Week 5: 13.5 easy miles
Week 6: 0 miles
Week 7: 12.5 incredibly slow miles
Week 8: 20.5 less slow, but still pretty slow miles
Week 9: 22.5 getting back into a groove (a slow groove, but still a groove) miles

Weeks 10-14

Peanut was welcomed to week 10 of his gestation with a bang when we were rear-ended on our way to work one morning. Both mrp and I ended up with a bad case of whiplash. I also ended up with a horrible cold and days of worrying about peanut. When we made it into see our midwife a few days after the accident and we heard peanut’s heartbeat on the fetal Doppler mrp and I both sobbed. It was one of those magic moments I will never forget. I needed a few days to recover from the accident. I ran 5 miles the week after the accident and then got back on the pony with 23 miles in 5 runs the following week. And then I started to feel better! The nausea was not gone by a long shot but it was definitely letting up a lot. The weather was getting nicer. The second trimester safety zone was fast approaching and I seized the opportunity to ramp it up a bit. I ran 35.75 miles in my 13th week, including my first race with peanut. We ran a hilly 5.25 miles race averaging 8:13 pace. However, it was more like a couple miles at 9:00 pace followed by 3.25 around 7:30 pace. I ran a total of 7.5 miles that day with 5.25 somewhat hard. Yeah, I learned my lesson. Too much, too soon. I was so pooped the rest of the day and the nausea came back with a vengeance to boot. I toned it down a bit the following week and although my mileage was still up over 30 I was really beginning to find my groove again.
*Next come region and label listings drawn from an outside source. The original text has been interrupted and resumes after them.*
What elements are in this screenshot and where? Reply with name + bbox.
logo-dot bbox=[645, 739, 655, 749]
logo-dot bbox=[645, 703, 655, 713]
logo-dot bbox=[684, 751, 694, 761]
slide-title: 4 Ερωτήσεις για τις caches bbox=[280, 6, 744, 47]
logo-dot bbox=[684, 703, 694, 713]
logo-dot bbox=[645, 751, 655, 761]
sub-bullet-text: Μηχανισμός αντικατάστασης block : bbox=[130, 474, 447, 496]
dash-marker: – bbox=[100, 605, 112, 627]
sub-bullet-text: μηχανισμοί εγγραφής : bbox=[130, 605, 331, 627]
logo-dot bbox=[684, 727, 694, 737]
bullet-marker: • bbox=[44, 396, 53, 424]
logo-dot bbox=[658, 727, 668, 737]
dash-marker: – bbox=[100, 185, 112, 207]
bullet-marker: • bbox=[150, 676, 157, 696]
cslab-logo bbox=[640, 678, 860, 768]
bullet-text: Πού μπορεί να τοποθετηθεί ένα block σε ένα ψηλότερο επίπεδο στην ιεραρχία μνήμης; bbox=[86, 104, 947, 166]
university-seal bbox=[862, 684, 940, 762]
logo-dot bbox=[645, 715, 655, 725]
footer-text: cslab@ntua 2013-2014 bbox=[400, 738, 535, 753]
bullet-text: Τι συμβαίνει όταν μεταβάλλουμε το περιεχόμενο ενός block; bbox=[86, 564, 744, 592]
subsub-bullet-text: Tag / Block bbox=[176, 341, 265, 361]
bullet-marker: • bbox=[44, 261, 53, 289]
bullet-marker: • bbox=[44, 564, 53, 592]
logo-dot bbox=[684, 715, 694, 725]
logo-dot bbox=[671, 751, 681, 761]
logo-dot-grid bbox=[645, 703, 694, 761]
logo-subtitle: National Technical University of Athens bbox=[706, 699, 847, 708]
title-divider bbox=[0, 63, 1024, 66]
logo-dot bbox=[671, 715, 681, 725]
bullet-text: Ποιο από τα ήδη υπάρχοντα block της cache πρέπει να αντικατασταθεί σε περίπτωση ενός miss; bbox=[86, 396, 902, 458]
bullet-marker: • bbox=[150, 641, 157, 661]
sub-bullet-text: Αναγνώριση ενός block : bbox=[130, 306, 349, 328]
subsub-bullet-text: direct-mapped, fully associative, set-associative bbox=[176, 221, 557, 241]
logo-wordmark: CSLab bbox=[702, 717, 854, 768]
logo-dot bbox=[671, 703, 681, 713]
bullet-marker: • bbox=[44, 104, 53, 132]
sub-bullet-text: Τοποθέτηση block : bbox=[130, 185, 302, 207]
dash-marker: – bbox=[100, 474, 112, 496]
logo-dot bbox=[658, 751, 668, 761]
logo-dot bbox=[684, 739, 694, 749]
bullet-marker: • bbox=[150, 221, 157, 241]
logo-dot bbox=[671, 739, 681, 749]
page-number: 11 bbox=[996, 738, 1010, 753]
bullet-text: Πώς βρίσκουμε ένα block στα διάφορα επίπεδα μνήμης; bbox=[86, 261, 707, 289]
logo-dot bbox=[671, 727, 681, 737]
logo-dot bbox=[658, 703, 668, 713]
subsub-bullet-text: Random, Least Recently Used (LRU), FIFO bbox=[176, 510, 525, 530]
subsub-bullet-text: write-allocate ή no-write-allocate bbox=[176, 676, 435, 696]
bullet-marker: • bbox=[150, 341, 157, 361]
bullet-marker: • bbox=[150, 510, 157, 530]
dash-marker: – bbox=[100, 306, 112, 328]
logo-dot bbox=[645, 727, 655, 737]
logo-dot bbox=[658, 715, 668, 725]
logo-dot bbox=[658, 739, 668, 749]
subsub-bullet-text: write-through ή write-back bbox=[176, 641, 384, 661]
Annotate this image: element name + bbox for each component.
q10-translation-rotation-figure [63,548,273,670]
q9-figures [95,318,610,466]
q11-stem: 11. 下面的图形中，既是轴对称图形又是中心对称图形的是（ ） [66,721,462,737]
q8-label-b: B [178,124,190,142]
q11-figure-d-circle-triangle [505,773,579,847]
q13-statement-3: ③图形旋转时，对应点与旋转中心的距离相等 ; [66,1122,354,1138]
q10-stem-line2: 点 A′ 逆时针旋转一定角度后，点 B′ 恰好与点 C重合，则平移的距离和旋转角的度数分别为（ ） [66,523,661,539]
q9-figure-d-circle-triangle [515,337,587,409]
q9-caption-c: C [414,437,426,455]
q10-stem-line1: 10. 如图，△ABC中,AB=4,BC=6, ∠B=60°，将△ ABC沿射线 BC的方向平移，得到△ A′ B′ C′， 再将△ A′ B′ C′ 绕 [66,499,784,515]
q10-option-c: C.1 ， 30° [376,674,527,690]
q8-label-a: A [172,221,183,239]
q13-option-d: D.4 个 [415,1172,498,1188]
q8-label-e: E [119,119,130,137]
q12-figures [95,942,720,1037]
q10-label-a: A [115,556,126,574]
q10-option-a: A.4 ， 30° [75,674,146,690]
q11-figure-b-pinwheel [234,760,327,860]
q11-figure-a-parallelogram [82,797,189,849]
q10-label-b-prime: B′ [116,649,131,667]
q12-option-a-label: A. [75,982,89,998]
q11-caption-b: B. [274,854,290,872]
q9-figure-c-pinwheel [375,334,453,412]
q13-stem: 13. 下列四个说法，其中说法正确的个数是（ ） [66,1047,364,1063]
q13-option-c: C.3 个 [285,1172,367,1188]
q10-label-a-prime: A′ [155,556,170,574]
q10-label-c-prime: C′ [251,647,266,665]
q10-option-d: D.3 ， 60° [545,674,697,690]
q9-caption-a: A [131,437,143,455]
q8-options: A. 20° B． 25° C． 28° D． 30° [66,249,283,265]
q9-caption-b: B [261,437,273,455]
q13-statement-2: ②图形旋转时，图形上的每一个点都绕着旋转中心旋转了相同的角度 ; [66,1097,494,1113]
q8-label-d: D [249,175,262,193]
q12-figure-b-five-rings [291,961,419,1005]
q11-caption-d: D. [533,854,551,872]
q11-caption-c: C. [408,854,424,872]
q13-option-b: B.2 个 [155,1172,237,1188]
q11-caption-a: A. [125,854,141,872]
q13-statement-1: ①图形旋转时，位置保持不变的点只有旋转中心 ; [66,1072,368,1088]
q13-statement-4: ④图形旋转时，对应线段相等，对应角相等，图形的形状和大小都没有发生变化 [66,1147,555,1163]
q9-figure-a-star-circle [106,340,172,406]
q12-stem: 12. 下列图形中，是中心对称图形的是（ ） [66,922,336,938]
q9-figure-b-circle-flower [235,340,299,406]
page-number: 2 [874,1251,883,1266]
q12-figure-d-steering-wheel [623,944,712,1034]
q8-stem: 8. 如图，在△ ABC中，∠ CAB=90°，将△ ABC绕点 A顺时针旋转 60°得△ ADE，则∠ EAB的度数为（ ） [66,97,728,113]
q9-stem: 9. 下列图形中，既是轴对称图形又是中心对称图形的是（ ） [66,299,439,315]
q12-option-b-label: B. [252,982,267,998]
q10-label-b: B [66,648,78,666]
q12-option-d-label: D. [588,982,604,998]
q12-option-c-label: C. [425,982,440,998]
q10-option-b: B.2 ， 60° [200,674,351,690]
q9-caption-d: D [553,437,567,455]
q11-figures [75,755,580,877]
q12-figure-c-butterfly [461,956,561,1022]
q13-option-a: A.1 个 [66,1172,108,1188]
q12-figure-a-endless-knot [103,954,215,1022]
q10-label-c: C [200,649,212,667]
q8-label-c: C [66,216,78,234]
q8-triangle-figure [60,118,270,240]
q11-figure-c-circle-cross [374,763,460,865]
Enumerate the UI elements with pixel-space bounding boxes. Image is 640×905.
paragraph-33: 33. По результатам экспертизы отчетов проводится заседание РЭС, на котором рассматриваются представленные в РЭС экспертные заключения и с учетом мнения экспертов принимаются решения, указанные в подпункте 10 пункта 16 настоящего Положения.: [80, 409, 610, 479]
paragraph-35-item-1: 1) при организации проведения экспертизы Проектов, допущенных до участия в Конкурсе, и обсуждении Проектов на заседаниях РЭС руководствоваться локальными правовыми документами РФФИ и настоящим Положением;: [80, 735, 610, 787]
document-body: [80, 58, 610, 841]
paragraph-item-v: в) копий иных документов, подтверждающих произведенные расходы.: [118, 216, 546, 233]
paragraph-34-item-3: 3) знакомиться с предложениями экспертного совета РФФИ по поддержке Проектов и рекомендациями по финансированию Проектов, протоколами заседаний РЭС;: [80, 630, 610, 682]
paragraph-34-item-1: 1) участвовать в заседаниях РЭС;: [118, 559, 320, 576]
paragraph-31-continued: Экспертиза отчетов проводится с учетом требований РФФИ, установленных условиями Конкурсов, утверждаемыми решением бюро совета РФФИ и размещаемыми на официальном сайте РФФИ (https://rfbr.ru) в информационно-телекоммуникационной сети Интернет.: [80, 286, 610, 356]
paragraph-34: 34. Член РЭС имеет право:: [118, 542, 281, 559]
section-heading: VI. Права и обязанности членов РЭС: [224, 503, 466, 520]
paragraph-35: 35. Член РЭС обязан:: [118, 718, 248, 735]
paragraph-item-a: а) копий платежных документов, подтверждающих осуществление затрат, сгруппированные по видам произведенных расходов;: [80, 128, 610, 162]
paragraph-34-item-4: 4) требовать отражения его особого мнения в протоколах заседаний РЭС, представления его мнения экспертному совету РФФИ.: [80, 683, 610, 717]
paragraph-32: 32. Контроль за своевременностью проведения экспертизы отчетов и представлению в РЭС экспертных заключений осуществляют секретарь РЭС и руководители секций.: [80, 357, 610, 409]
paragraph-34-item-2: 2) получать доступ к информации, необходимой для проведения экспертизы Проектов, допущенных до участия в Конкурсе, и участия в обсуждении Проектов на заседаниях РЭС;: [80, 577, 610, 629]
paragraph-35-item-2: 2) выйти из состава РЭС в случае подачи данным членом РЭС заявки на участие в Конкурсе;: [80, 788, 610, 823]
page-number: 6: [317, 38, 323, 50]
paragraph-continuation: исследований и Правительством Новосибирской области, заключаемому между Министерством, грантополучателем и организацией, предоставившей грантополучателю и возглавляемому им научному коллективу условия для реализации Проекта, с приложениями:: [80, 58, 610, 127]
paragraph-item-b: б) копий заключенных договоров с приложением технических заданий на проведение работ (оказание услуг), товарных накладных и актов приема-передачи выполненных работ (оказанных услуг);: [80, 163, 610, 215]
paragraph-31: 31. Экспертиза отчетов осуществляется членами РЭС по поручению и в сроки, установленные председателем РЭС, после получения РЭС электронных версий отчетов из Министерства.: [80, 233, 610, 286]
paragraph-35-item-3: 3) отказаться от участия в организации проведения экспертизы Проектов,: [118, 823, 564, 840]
Week 10: 13 miles pre-accident
Week 11: 5 easy true recovery miles
Week 12: 23 easy feeling better miles
Week 13: 35.75 probably too many too soon miles including a 5.25 mile “race”
Week 14: 30.75 miles all easy and feeling good and back in the groove miles

By the end of the first trimester I was typically running around a 9:20-9:40 pace with the occasional sub 9:00 or 10:00 paced run thrown in. This was about 60-90 seconds slower than my pre-pregnancy easy pace and seemed right. I made it a point to run with friends as often as possible to ensure I was keeping the pace conversational and to just enjoy myself as much as possible. For a while there I was worried I wouldn’t be able to run much at all. By the end of this trimester, I was so appreciative of every run and really starting to enjoy running in a way I never have before. I had nothing to prove. I had no goals to meet. Each run was an end in itself and not some step to some greater far away goal. I was running in the moment for perhaps the first time ever. After a rough start, it was becoming great.